Makes enough to feed my office. Which means "a lot".
200g caster sugar
1 tsp mixed spice
1/2 tsp ground cinnamon
Splash vanilla extract
Finely grated zest of a clementine (or tangerine/ satsuma/ orange)
275g plain flour
1/2 tsp baking powder
Red fondant/ smarties/ m&ms/ skittles
Festive shaped cookie cutters- I used stars, trees, and a gingerbread man
A piping bag
Beat together the butter and sugar until creamy. Beat in the egg and vanilla. Stir in the remaining ingredients.
Place your bowl into the fridge until your dough is firm and stiff enough to roll out. If it isn't cold and firm, the shapes will spread in the oven and be a huge disappointment. Be patient. And preheat the oven to 170C
When your dough has firmed up, lightly flour a work surface. Grab a handful of your dough, and roll it out thinly. Cut out shapes and bake on a lightly oiled baking sheet for 10 minutes or until golden. You'll need to batch bake, so get a little assembly line going here- while one batch cools, get another in the oven and roll out a third. Leave any unbaked dough in the fridge for as long as possible.
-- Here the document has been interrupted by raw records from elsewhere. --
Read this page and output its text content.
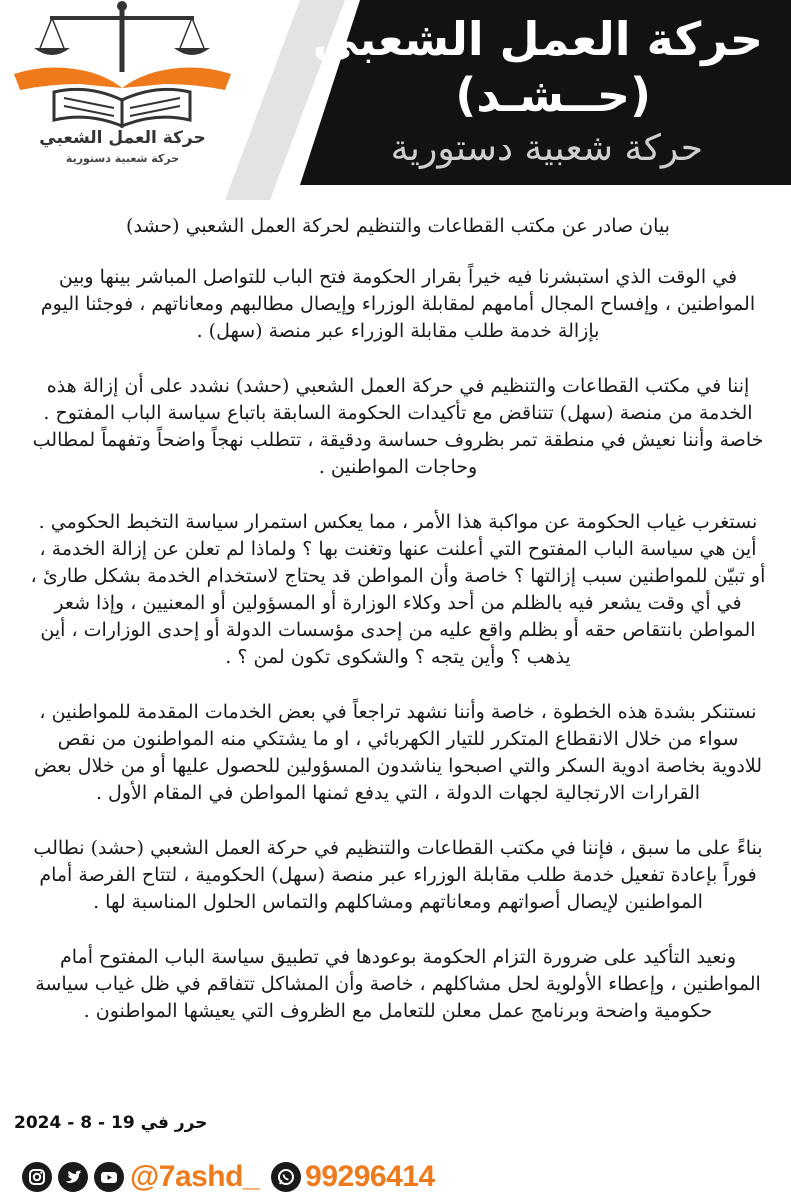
حركة العمل الشعبي
(حــشـد)
حركة شعبية دستورية
حركة العمل الشعبي
حركة شعبية دستورية
بيان صادر عن مكتب القطاعات والتنظيم لحركة العمل الشعبي (حشد)

في الوقت الذي استبشرنا فيه خيراً بقرار الحكومة فتح الباب للتواصل المباشر بينها وبين المواطنين ، وإفساح المجال أمامهم لمقابلة الوزراء وإيصال مطالبهم ومعاناتهم ، فوجئنا اليوم بإزالة خدمة طلب مقابلة الوزراء عبر منصة (سهل) .

إننا في مكتب القطاعات والتنظيم في حركة العمل الشعبي (حشد) نشدد على أن إزالة هذه الخدمة من منصة (سهل) تتناقض مع تأكيدات الحكومة السابقة باتباع سياسة الباب المفتوح . خاصة وأننا نعيش في منطقة تمر بظروف حساسة ودقيقة ، تتطلب نهجاً واضحاً وتفهماً لمطالب وحاجات المواطنين .

نستغرب غياب الحكومة عن مواكبة هذا الأمر ، مما يعكس استمرار سياسة التخبط الحكومي . أين هي سياسة الباب المفتوح التي أعلنت عنها وتغنت بها ؟ ولماذا لم تعلن عن إزالة الخدمة ، أو تبيّن للمواطنين سبب إزالتها ؟ خاصة وأن المواطن قد يحتاج لاستخدام الخدمة بشكل طارئ ، في أي وقت يشعر فيه بالظلم من أحد وكلاء الوزارة أو المسؤولين أو المعنيين ، وإذا شعر المواطن بانتقاص حقه أو بظلم واقع عليه من إحدى مؤسسات الدولة أو إحدى الوزارات ، أين يذهب ؟ وأين يتجه ؟ والشكوى تكون لمن ؟ .

نستنكر بشدة هذه الخطوة ، خاصة وأننا نشهد تراجعاً في بعض الخدمات المقدمة للمواطنين ، سواء من خلال الانقطاع المتكرر للتيار الكهربائي ، او ما يشتكي منه المواطنون من نقص للادوية بخاصة ادوية السكر والتي اصبحوا يناشدون المسؤولين للحصول عليها أو من خلال بعض القرارات الارتجالية لجهات الدولة ، التي يدفع ثمنها المواطن في المقام الأول .

بناءً على ما سبق ، فإننا في مكتب القطاعات والتنظيم في حركة العمل الشعبي (حشد) نطالب فوراً بإعادة تفعيل خدمة طلب مقابلة الوزراء عبر منصة (سهل) الحكومية ، لتتاح الفرصة أمام المواطنين لإيصال أصواتهم ومعاناتهم ومشاكلهم والتماس الحلول المناسبة لها .

ونعيد التأكيد على ضرورة التزام الحكومة بوعودها في تطبيق سياسة الباب المفتوح أمام المواطنين ، وإعطاء الأولوية لحل مشاكلهم ، خاصة وأن المشاكل تتفاقم في ظل غياب سياسة حكومية واضحة وبرنامج عمل معلن للتعامل مع الظروف التي يعيشها المواطنون .

حرر في 19 - 8 - 2024
@7ashd_ 99296414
When your biscuits are baked and cooled, decorate using white icing. Mix icing sugar with a small amount of water until a VERY thick paste forms. Spoon into a disposable piping bag, snip the tiniest hole in the end, and let your imagination run wild! Star biscuits make pretty snowflakes, gingerbread men are a classic, and trees can be done by zigzagging the bag down the length of the tree and plonking a star shaped sprinkle at the top.
To make a rudolf though... Turn your gingerbread man upside down. Pipe antlers on the "legs" turn the "arms" into ears, and dot eyes and a big red nose on to the head. Et voila! Reindeer, without a reindeer cutter. Genius.